Когда еще до свету положили уготованное к погребению тело старца во гроб и вынесли его в первую, бывшую приемную комнату, то возник было между находившимися у гроба вопрос: надо ли отворить в комнате окна? Но вопрос сей, высказанный кем-то мимоходом и мельком, остался без ответа и почти незамеченным – разве лишь заметили его, да и то про себя, некоторые из присутствующих лишь в том смысле, что ожидание тления и тлетворного духа от тела такого почившего есть сущая нелепость, достойная даже сожаления (если не усмешки) относительно малой веры и легкомыслия изрекшего вопрос сей. Ибо ждали совершенно противоположного.
Дело в том, что от гроба стал исходить мало-помалу, но чем далее, тем более замечаемый тлетворный дух, к трем же часам пополудни уже слишком явственно обнаружившийся и все постепенно усиливавшийся. И давно уже не бывало и даже припомнить невозможно было из всей прошлой жизни монастыря нашего такого соблазна, грубо разнузданного, а в другом каком случае так даже и невозможного, какой обнаружился тотчас же вслед за сим событием между самими даже иноками.
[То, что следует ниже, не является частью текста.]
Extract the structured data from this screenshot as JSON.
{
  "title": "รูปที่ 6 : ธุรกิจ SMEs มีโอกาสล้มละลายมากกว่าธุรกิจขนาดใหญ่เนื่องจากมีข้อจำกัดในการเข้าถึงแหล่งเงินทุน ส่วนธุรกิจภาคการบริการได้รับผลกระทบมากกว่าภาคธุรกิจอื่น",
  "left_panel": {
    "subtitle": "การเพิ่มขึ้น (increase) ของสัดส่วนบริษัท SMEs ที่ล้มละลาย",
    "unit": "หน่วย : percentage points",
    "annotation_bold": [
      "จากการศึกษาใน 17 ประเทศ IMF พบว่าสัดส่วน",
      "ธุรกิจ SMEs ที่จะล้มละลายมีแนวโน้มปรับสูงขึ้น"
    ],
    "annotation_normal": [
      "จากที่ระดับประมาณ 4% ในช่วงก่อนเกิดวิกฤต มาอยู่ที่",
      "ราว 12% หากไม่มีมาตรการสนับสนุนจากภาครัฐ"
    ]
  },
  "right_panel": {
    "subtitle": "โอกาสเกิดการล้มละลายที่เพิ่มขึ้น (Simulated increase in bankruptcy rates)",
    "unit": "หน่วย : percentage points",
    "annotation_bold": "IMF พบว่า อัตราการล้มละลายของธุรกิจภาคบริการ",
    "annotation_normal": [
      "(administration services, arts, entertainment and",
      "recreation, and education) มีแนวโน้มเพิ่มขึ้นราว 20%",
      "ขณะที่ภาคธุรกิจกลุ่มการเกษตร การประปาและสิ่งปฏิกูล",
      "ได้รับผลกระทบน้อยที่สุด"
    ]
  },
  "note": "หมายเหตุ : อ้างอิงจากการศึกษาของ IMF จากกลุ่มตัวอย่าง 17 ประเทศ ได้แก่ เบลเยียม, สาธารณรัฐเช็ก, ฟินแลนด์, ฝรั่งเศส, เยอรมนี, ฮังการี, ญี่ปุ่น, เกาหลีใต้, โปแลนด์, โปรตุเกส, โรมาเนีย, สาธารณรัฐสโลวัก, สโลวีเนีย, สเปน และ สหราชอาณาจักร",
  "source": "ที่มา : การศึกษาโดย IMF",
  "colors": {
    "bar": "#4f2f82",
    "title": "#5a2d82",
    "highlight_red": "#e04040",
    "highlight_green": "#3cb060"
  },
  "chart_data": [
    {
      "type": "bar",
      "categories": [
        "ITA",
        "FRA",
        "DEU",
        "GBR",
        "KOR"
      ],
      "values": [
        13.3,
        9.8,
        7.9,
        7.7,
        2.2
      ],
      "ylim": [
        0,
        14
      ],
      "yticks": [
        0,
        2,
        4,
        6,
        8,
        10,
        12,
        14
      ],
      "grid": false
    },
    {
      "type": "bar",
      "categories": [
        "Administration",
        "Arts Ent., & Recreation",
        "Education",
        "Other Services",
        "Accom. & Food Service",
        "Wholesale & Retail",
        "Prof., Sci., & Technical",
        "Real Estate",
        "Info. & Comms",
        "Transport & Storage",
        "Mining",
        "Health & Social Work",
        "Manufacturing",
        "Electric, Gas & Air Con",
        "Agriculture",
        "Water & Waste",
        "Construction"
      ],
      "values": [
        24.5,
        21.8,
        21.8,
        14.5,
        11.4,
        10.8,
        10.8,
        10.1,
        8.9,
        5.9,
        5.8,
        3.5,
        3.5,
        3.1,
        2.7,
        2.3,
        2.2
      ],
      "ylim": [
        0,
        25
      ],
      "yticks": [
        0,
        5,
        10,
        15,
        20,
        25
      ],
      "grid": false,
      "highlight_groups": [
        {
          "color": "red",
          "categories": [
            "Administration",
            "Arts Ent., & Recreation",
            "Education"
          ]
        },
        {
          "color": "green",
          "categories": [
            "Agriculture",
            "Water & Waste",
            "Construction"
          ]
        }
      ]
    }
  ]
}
Враги же старчества, яко новшества, гордо подняли голову. «От покойного старца Варсонофия не только духу не было, но точилось благоухание, – злорадно напоминали они, – но не старчеством заслужил, а тем, что и сам праведен был». А вслед за сим на новопреставившегося старца посыпались уже осуждения и самые даже обвинения: «Несправедливо учил; учил, что жизнь есть великая радость, а не смирение слезное», – говорили одни, из наиболее бестолковых. «По-модному веровал, огня материального во аде не признавал», – присоединяли другие еще тех бестолковее. «К посту был не строг, сладости себе разрешал, варение вишневое ел с чаем, очень любил, барыни ему присылали. Схимнику ли чаи распивать?» – слышалось от иных завиствующих. «Возгордясь сидел, – с жестокостью припоминали самые злорадные, – за святого себя почитал, на коленки пред ним повергались, яко должное ему принимал». – «Таинством исповеди злоупотреблял», – злобным шепотом прибавляли самые ярые противники старчества, и это даже из самых старейших и суровых в богомолье своем иноков, истинных постников и молчальников, замолчавших при жизни усопшего, но вдруг теперь отверзших уста свои, что было уже ужасно, ибо сильно влияли словеса их на молодых и еще не установившихся иноков. Весьма выслушивал сие и обдорский гость, монашек от святого Сильвестра, глубоко воздыхая и покивая главою: «Нет, видно, отец-то Ферапонт справедливо вчера судил», – подумывал он про себя, а тут как раз и показался отец Ферапонт; как бы именно чтоб усугубить потрясение вышел.